Tağut’ların ,Bel’am’ların , makamında ben olmasam , bir başkası olacak mantığı , tabi ki İslam’ın kabul edebileceği bir mantık değildir . Bunu misalleştirmek gerekirse (daha iyi anlaşılması için) : Çok doğuran lepistes diye bir balık yavruluyor ve sizde akvaryumda bu doğum anını izlediğinizi hayal ediniz. Küçücük yavru doğuyor ve hemen yüzmeye başlıyor.

Bu güzel manzarayı seyrederken ve bu güzelliğin hikmetlerini düşünürken , hiç hoşlanmayacağımız bir görüntü ile karşılaşıyoruz ve yavruları doğuran anne balık , doğurduğu yavrulardan üç , beşini yiyiveriyor.Gerçi ,saklanamayan diğer yavruları da akvaryumdaki diğer balıklar yiyiveriyor.

Buna rağmen anne balığın kendi yavrusunu yemesini hoş karşılayabilirmiyiz. Tabiki hayır . Şimdi anne balığa sorsak ,bize aynı particilerin metoduyla cevap vererek:“ben yemesem ,nasıl olsa başka balıklar yiyecekti“.Bu cevap mantıklı, doğruluk payı olduğu gözükse de asla kabul edilemez. Yavrusunu yiyen bu anne balığa , onun bir anne olduğunu , kendi karnında büyüttüğü ve doğurduğu yavruyu yememesi gerektiğini , yavruları başka balıklar yese bile , bir anneye kendi yavrusunu yemesinin hiç mi hiç yakışmadığını anlatmak isteriz.Tabi ki bu bir hayvandır . hayvan olduğu için ne kendisiyle konuşuabilir , ne de yargılayabiliriz. Fakat ya insanlar!

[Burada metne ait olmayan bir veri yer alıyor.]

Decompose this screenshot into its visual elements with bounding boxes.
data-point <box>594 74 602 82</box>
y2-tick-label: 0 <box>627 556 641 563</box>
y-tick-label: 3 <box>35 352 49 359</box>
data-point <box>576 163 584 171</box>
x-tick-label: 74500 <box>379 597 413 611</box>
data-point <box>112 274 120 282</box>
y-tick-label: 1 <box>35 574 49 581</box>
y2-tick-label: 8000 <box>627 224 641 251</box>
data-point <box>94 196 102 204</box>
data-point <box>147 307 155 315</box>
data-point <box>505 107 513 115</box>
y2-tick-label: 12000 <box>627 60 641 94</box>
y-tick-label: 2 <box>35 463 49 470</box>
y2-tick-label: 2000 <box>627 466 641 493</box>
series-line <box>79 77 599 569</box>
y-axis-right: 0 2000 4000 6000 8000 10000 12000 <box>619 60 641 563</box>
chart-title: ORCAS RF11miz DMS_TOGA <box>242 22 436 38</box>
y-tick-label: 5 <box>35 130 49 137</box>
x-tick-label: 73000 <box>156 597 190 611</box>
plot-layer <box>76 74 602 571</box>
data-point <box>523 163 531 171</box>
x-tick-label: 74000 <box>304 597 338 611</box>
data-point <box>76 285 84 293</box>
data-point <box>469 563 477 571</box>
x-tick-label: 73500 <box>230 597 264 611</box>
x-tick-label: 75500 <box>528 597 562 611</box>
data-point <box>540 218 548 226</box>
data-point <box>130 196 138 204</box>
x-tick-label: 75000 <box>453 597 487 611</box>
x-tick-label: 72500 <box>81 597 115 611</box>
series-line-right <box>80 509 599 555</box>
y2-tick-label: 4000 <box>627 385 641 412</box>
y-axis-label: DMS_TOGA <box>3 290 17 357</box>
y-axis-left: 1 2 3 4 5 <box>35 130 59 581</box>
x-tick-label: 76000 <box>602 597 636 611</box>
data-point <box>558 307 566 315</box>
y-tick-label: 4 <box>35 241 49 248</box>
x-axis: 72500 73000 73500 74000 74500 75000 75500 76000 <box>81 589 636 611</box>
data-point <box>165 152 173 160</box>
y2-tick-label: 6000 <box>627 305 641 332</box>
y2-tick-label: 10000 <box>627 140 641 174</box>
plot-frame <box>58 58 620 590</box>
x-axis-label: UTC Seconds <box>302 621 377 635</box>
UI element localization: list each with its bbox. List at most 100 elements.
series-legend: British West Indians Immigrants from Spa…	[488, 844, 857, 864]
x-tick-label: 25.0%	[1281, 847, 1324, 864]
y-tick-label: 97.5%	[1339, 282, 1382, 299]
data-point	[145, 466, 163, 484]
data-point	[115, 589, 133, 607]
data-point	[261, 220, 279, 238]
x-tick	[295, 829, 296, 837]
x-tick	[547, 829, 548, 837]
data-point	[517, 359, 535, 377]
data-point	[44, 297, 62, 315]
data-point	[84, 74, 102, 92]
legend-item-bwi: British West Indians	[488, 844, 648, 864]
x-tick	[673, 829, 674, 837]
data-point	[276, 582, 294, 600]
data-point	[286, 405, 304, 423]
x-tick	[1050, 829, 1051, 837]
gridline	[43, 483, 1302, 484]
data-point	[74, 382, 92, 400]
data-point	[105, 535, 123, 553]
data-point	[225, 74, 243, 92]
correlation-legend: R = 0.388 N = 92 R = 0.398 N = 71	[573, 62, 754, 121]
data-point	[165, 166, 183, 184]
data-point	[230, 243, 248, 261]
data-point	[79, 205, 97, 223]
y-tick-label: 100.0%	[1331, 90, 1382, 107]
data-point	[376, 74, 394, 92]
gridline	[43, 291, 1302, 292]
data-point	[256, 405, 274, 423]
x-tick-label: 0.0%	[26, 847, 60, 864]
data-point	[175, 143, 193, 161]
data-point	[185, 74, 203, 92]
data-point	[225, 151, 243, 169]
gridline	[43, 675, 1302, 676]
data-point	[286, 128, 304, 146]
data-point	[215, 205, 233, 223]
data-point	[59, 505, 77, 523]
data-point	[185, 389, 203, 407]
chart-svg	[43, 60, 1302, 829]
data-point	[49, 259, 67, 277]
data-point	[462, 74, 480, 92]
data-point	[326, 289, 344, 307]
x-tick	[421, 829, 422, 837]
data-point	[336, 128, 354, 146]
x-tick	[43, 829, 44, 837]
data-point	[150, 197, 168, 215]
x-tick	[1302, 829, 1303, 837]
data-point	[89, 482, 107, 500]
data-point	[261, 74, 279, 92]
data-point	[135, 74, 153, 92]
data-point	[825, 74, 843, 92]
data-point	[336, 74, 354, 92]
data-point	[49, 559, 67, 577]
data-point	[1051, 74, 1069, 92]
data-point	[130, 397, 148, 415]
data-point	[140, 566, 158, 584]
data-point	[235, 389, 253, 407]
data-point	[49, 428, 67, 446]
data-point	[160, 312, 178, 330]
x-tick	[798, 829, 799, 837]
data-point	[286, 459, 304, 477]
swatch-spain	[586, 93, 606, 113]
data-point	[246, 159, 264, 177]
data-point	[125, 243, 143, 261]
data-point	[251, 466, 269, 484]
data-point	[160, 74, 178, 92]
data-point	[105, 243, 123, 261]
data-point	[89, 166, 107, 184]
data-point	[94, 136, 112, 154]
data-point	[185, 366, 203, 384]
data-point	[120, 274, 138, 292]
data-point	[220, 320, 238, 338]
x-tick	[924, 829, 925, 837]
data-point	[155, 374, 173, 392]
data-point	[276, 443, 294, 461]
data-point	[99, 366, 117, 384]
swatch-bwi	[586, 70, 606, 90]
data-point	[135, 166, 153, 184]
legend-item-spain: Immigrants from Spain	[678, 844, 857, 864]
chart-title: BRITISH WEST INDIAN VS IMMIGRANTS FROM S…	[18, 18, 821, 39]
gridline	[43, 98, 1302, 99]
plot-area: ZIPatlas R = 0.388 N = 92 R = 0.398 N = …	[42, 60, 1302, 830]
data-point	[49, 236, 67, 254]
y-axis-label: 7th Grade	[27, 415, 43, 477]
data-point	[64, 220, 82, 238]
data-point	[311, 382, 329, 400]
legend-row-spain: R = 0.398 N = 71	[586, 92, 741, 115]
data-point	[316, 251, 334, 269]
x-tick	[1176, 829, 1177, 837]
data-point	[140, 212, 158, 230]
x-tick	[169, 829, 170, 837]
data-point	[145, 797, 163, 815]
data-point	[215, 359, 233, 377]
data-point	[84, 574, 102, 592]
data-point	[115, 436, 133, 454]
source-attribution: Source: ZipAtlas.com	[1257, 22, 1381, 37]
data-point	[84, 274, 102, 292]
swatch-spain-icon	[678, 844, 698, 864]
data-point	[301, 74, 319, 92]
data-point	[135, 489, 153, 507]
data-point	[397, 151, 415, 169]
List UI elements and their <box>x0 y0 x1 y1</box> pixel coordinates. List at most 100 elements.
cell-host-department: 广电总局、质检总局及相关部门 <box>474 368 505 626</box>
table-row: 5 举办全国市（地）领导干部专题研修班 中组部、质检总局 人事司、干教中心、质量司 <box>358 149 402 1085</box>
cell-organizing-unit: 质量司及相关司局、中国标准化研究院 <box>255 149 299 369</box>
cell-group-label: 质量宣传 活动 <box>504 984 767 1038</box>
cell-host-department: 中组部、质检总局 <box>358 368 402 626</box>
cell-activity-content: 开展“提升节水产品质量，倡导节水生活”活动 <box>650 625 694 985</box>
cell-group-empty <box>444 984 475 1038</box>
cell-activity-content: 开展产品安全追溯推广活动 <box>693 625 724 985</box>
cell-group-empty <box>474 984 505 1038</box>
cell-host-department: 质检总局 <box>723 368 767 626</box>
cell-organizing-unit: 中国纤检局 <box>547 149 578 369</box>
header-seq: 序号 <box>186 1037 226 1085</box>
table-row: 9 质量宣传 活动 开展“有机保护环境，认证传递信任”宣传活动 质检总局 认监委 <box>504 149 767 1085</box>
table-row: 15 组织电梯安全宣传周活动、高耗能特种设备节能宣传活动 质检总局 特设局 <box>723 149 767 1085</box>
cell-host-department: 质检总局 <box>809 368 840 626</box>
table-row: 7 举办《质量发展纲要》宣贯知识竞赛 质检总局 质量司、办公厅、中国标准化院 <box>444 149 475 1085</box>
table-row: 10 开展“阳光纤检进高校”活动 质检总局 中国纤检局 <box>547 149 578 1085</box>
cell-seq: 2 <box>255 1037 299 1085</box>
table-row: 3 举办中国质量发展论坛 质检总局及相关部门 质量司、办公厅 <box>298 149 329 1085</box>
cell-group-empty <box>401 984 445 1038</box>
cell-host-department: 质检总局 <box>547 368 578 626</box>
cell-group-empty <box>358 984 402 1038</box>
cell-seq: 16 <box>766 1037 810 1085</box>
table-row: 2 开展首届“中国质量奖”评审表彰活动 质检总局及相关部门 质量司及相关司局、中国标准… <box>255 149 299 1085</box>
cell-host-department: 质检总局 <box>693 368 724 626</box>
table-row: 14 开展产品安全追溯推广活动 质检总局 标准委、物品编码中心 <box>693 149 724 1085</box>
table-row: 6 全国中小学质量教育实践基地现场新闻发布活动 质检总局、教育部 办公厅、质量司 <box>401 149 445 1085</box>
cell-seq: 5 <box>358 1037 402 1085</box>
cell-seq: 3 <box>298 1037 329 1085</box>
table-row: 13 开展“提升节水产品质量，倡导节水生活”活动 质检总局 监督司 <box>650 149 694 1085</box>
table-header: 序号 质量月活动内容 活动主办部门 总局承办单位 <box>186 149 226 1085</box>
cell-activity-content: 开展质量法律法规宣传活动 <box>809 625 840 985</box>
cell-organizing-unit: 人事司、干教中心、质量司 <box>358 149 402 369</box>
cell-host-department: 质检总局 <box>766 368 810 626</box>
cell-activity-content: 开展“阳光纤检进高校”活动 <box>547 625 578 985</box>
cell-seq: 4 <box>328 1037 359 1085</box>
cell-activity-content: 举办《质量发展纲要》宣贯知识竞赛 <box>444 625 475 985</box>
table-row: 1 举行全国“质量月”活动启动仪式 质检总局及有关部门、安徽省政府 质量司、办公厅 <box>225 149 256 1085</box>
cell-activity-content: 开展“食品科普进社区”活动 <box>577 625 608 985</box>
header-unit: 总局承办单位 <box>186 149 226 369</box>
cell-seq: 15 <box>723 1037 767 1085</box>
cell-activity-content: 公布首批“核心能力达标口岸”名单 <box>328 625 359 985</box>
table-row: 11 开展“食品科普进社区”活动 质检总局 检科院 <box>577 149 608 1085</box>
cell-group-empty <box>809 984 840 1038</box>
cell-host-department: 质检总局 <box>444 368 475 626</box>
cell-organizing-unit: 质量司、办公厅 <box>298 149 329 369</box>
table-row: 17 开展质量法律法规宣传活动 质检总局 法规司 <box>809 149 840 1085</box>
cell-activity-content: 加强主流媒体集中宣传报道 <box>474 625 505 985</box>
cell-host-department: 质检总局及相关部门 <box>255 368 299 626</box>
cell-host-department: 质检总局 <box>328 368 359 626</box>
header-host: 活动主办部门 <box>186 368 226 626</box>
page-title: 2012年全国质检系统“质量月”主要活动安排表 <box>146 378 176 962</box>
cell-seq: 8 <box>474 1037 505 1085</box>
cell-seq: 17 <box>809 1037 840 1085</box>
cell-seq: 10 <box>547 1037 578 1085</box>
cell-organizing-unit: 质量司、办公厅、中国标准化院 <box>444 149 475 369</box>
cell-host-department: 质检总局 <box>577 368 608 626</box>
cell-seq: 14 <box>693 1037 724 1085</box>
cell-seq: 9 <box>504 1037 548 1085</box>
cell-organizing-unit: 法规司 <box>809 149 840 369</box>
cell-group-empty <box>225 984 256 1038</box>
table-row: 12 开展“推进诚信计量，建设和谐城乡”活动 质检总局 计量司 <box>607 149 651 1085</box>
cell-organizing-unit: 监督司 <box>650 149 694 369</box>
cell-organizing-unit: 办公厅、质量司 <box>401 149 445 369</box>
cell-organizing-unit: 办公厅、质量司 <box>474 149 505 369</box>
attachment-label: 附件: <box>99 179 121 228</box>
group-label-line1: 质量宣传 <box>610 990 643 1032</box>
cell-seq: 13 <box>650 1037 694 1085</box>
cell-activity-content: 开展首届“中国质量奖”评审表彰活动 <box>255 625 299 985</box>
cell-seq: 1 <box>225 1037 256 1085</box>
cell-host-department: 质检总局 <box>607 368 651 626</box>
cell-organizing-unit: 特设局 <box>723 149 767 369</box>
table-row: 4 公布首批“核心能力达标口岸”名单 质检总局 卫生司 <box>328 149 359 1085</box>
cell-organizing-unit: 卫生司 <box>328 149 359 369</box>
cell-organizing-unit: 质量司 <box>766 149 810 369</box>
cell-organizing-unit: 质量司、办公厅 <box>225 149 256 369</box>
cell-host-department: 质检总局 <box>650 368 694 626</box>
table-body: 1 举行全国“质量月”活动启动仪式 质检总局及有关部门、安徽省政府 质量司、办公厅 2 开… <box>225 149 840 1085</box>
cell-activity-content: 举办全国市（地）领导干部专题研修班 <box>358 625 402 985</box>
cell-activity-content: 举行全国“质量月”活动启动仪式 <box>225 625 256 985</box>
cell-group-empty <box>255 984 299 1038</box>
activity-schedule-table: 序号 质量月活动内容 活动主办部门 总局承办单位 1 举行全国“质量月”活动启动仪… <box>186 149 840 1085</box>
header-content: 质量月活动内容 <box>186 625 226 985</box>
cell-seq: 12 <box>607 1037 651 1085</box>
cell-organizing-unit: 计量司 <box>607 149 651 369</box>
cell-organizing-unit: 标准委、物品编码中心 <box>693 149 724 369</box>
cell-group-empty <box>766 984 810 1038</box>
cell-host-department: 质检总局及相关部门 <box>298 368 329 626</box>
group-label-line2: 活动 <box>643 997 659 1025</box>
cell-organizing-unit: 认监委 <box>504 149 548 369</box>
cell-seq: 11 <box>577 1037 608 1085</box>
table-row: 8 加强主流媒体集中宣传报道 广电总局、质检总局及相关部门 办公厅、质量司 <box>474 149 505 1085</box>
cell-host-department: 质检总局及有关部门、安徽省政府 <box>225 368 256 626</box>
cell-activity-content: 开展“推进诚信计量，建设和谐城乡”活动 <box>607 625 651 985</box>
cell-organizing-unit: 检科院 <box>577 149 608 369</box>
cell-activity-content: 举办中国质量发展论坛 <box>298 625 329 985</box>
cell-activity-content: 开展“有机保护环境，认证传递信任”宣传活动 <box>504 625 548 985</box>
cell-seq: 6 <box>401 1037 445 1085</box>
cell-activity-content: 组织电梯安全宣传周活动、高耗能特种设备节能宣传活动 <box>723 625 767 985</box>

Kendi yavrusuna saldırır gibi , kendi dinine saldıran , kendi dinine zarar veren insanlar !

“buraya ben oturmasam , bir başkası oturacaktır” diyerek bu koltuklara oturan ve dünyevi kaygılar ile tağut’luk ve bel’am’lık misyonunu icraate döken kıt beyinli ahmaklar ile , yediği yavruları için “ben yemesem bir başkası yiyecekti” diyen balıklar arasında tek fark vardır . balık hayvandır , bunlar ise insandırlar , ve akıllarının olduklarının iddiasındadırlar.